Take a look at the faculty members at Cedarville University in Ohio — an Independent Baptist school — and see if you can spot all the female professors in the School of Biblical and Theological Studies.
I had to scroll down for a while… but then I found her. Erin Shaw. (Yep, singular. There’s just the one.)
I don’t have any reason to condemn her, but I do want to point out that she appears to be the only faculty member in the department with no Ph.D. or professional teaching experience.
There used to be credentialed women in the department’s faculty but most of them left when there was a shakeup in the administration and a new regime took over.
Why did they all leave? We didn’t really know because the school made them sign confidentiality statements, but I think we have the answer now.
School officials are putting restrictions on the students who can take her classes:
“In courses where we seek to equip women for women’s ministry in the local church, classes have been reserved for women in order to accomplish this goal most effectively,” said Mark Weinstein, spokesman for the university.
That’s a fancy way of saying, “We refuse to let a woman teach any male students.” At least when it comes to anything biblical.
Because the school believes, I suppose, that men can learn nothing useful about the Bible from a woman… at least one who outranks them in a classroom.
I don’t even understand this from the fundie perspective. If you’re training to become a church leader, wouldn’t it be helpful, even from a managerial standpoint, to learn about women’s ministries?

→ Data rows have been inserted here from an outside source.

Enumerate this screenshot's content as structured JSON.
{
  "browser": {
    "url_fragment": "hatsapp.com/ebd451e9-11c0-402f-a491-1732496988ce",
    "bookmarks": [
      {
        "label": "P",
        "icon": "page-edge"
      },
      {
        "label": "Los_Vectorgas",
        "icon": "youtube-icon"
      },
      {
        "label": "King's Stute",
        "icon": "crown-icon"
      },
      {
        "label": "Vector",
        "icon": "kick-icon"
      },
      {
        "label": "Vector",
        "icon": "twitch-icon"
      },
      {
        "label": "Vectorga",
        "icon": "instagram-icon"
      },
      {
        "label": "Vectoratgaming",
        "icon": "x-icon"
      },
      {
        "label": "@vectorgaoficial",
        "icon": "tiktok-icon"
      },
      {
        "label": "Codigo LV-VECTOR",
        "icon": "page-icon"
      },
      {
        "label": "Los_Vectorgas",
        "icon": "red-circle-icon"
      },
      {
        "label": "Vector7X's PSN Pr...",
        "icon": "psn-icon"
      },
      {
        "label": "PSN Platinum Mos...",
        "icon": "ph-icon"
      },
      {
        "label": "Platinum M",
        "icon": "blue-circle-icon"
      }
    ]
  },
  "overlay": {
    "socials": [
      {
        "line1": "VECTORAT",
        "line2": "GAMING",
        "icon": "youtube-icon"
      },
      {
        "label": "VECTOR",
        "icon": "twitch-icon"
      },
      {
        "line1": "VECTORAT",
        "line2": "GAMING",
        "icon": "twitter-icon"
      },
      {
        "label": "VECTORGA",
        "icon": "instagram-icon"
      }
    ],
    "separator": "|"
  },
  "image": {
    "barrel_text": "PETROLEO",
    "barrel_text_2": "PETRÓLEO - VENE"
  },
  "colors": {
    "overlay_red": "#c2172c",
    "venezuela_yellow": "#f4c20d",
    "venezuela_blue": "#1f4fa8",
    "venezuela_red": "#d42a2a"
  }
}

Sarah Jones, a former student at the school who has since become an atheist, puts this news in perspective:
This isn’t higher education. This does nothing to foster critical thought and free inquiry among students. It doesn’t even prepare them to counter opposing viewpoints. If this is the path Cedarville chooses to take, it won’t be a college any longer, it’ll be a glorified Sunday School. That’s fine if you want to produce graduates who can only function in fundamentalist echo chambers, but it certainly doesn’t prepare them for the real world. It doesn’t even encourage them to empathize with their fellow Christians.
Here’s what it does do: train half the student body to disregard the other half and treat them as if they’re incapable of holding worthwhile opinions on the religious tradition that defines their entire lives.
To quote the school’s infamous marketing slogan: That’s so Cedarville.
(via Christianity Today)
***Update***: An earlier version of this post said that female faculty members in general were not allowed to teach male students. In fact, that rule only applies to female faculty members in the School of Biblical and Theological Studies. Not that it’s any more acceptable… Thanks to Bob for the correction and my apologies for the oversight. I’ve also amended the line about companies not hiring students from this school because it’s a fair point that students shouldn’t be punished for the problems of the administration.